The answer, I suspect, is that you love getting hands on and you wanna do something that will allow you to be hands on earlier than medical school.

Pretty much everything is better than high school. Even the good parts of high school suck compared to university. Then, assuming you actually like your career path, working s**ts all over university. I'm deducing from your love of the EMT-B thing that you get a lot of satisfaction doing something real and something that has actual meaning as opposed to the arse load of abstract learning you do in highschool and, to an extent, at university. Although that might just be me projecting  (I even enjoyed stacking shelves at Safeway because it had an actual effect, however small). If I'm right about that, then you are potentially sacrificing long term satisfaction (medical school, MD) for short term potential 'gains' as a paramedic. You will regret that. Try and have the maturity to work towards the higher goal and take solice in the fact that you will not have to wait until you are a doctor for more of that real world fun/learning that has actual meaning. Firstly you can continue to get it from your volly EMT studd and secondly its pretty much only gets better after high school. 

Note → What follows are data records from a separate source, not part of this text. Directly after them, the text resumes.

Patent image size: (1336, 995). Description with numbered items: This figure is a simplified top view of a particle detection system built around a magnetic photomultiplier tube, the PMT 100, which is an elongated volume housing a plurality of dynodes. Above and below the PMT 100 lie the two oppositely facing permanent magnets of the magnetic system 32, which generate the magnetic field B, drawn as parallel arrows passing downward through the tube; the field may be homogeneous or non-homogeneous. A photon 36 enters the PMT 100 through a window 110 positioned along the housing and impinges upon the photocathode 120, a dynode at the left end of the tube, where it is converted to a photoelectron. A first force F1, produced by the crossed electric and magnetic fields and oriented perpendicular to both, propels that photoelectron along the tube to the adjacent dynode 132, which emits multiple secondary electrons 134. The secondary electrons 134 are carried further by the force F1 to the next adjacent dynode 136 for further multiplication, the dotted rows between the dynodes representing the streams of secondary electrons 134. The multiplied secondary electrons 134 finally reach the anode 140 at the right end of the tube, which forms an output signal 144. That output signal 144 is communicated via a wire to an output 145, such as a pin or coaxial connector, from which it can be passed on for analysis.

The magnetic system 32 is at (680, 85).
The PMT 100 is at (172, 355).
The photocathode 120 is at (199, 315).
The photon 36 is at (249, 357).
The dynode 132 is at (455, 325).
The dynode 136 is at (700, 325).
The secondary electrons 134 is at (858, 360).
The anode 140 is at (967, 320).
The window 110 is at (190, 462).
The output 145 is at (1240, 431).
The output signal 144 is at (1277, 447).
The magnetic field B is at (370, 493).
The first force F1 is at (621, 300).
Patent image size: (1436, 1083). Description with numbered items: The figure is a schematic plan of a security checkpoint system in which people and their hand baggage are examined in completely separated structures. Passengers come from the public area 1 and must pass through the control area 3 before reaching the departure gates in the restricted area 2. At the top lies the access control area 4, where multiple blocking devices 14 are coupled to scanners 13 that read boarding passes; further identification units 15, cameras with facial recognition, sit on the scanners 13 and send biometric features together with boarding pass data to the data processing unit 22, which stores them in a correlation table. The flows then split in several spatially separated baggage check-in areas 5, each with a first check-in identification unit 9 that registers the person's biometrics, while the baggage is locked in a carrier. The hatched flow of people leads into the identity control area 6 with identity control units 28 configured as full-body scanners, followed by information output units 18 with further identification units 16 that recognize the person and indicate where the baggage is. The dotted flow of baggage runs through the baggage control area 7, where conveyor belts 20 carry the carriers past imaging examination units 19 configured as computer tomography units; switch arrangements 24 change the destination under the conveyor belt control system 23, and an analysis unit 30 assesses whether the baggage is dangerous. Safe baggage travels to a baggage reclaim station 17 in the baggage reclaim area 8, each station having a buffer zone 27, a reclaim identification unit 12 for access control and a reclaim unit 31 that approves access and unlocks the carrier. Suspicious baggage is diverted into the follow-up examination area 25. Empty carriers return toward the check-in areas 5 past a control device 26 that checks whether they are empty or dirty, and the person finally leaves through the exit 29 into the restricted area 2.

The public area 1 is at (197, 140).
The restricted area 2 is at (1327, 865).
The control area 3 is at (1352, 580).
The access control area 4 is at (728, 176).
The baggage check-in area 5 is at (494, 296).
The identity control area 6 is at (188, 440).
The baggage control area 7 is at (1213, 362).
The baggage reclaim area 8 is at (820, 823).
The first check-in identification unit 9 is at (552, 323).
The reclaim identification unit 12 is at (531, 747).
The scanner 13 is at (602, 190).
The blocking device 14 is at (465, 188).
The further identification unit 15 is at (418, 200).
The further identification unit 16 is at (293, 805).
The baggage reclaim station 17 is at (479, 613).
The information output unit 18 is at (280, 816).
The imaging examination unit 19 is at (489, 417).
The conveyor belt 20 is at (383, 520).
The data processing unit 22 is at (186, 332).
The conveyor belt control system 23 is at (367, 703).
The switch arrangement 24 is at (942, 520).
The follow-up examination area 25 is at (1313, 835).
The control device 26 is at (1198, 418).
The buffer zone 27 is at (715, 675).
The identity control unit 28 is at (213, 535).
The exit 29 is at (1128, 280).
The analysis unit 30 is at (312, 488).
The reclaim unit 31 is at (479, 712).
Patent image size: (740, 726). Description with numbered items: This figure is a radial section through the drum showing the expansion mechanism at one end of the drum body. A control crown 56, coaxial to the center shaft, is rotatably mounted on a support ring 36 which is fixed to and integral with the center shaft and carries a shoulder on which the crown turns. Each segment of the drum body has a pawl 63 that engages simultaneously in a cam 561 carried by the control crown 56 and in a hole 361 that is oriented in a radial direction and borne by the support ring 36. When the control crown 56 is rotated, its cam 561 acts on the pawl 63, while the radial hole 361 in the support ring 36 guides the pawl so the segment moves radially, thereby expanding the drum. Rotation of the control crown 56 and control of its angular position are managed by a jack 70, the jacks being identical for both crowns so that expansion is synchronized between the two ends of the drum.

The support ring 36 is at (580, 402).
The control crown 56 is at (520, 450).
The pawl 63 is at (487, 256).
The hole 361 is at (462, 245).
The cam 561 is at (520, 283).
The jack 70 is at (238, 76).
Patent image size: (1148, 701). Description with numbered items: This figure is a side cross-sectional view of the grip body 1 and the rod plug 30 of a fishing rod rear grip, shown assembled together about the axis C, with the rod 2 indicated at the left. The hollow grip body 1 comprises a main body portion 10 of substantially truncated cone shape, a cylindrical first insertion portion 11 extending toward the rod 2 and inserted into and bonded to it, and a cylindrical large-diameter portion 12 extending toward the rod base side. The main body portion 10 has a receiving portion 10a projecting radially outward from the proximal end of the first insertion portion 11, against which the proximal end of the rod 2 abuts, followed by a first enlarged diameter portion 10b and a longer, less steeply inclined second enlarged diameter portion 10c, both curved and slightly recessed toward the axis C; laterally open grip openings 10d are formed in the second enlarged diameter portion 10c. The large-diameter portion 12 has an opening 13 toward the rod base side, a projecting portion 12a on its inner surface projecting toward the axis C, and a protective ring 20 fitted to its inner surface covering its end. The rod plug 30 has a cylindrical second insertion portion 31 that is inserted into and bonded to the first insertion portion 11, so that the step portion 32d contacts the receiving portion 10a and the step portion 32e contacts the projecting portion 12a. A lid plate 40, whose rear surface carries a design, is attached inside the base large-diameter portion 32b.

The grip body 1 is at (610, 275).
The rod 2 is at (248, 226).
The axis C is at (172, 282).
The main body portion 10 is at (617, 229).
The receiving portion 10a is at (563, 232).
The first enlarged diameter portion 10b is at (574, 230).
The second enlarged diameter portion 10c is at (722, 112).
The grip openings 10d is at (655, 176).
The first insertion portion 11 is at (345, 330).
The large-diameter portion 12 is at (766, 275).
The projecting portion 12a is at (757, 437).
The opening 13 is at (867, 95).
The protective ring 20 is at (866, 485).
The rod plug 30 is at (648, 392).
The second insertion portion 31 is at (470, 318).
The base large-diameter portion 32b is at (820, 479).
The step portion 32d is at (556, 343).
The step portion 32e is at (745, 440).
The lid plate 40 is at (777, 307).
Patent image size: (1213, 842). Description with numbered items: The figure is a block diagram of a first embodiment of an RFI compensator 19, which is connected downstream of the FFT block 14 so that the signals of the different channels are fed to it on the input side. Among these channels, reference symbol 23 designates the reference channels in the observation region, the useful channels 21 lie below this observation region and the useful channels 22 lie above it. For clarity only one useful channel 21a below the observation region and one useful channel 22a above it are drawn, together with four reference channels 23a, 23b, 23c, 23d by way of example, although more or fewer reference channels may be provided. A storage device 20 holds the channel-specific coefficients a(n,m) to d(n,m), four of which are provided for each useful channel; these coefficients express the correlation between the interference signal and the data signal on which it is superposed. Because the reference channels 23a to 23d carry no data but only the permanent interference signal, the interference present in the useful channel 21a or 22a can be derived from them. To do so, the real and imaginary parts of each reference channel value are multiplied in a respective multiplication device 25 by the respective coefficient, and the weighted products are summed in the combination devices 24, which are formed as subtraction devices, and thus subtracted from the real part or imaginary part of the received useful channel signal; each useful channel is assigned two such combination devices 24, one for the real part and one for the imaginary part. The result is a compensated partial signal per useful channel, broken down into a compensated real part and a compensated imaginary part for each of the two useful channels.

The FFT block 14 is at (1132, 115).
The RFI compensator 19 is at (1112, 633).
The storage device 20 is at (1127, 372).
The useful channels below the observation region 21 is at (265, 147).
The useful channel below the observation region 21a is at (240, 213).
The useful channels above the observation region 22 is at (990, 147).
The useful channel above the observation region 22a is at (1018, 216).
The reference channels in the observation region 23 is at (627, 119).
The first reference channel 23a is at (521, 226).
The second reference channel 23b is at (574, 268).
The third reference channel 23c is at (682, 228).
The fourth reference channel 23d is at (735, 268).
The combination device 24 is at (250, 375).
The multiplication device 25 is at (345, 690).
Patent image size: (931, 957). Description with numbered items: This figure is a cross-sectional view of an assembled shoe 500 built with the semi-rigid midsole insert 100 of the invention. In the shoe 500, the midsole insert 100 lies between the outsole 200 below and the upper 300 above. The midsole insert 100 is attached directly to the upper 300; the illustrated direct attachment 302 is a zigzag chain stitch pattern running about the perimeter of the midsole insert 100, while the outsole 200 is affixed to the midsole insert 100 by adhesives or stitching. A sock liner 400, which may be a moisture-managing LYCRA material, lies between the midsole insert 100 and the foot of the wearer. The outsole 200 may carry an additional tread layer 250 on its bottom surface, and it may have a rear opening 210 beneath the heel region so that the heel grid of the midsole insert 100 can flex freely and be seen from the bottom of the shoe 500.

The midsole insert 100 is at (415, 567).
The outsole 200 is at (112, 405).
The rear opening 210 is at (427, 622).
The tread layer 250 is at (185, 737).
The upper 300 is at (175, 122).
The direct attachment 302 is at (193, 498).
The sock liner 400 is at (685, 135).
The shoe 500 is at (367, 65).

Usafmedic is right about the patch factories. I just finished a paramedic bachelors degree and it doesn't feel like I have enough knowledge. That's because we have a system that teaches you enough to show you how much you _don't_ know. For the most part, America doesn't, and that is dangerous.

So work hard at school, and keep the balance in your life that you seem to have already. Without that balance you'll burn out, regardless of whether or not you chose to be a doctor or a paramedic. If you try to chose both, you might end up with neither.


----------



## usafmedic45 (Jan 10, 2011)

> The answer, I suspect, is that you love getting hands on and you wanna do something that will allow you to be hands on earlier than medical school.



But there are so many things better to spend your time being "hands on" with than patients while at university.


----------



## Melclin (Jan 10, 2011)

usafmedic45 said:


> But there are so many things better to spend your time being "hands on" with than patients while at university.



You cant seriously be suggesting that swimming in a sea of experimental drunken women is better than cleaning up an 89 year old dementia patient with gastro can you?

You're just so jaded and burnt out mate.


----------



## rescue99 (Jan 10, 2011)

yankeefan213 said:


> I am a 16 y/o high school junior in NJ. I took the EMT-B course in Paramus over the summer, and am now volunteering at my local ambulance corps and loving every minute of it. I am also a very good student (GPA ~ 97/100, 2220 SAT, currently enrolled in 3 AP classes) and have a (remote) chance at playing baseball in college.
> 
> I hope to go to medical school, and feel that the paramedic course would offer me several advantages including patient contact/experience, practical knowledge that would be useful in medical school etc, and also a job after college were I to not get into medical school.
> 
> What I'd like to know is this: Is it feasable (has anyone done it?) to be enrolled full-time as a student in college and take a paramedic course at a community college on the side? Any insight/perspective would be appreciated.



I have several friends who were Medics prior to medical school. Not one of them regrets his/her decision. In fact, each of them agree, it was a good choice. Not suprising, they are all DO's. I agree however, that going to Medic class and carrying a full load would be a difficult job. Ask Lifeguard for Life...he's done it. 

As a community college instructor, there are pre-med,  pre-med grads, grad students and nursing students in every semester. I believe this semester there are 4 in my class alone. One full time grad student cracked me up when he said he was taking the EMT-B course so he could go to all of the U of M games for free . Smart, ambitious and money-wise!


----------



## usafmedic45 (Jan 10, 2011)

> Not suprising, they are all DO's.



Which begs the question:  How were their grades?  Also how long were they medics before going to medical school?


----------



## TransportJockey (Jan 10, 2011)

rescue99 said:


> I have several friends who were Medics prior to medical school. Not one of them regrets his/her decision. In fact, each of them agree, it was a good choice. Not suprising, they are all DO's. I agree however, that going to Medic class and carrying a full load would be a difficult job. Ask Lifeguard for Life...he's done it.
> 
> As a community college instructor, there are pre-med,  pre-med grads, grad students and nursing students in every semester. I believe this semester there are 4 in my class alone. One full time grad student cracked me up when he said he was taking the EMT-B course so he could go to all of the U of M games for free . Smart, ambitious and money-wise!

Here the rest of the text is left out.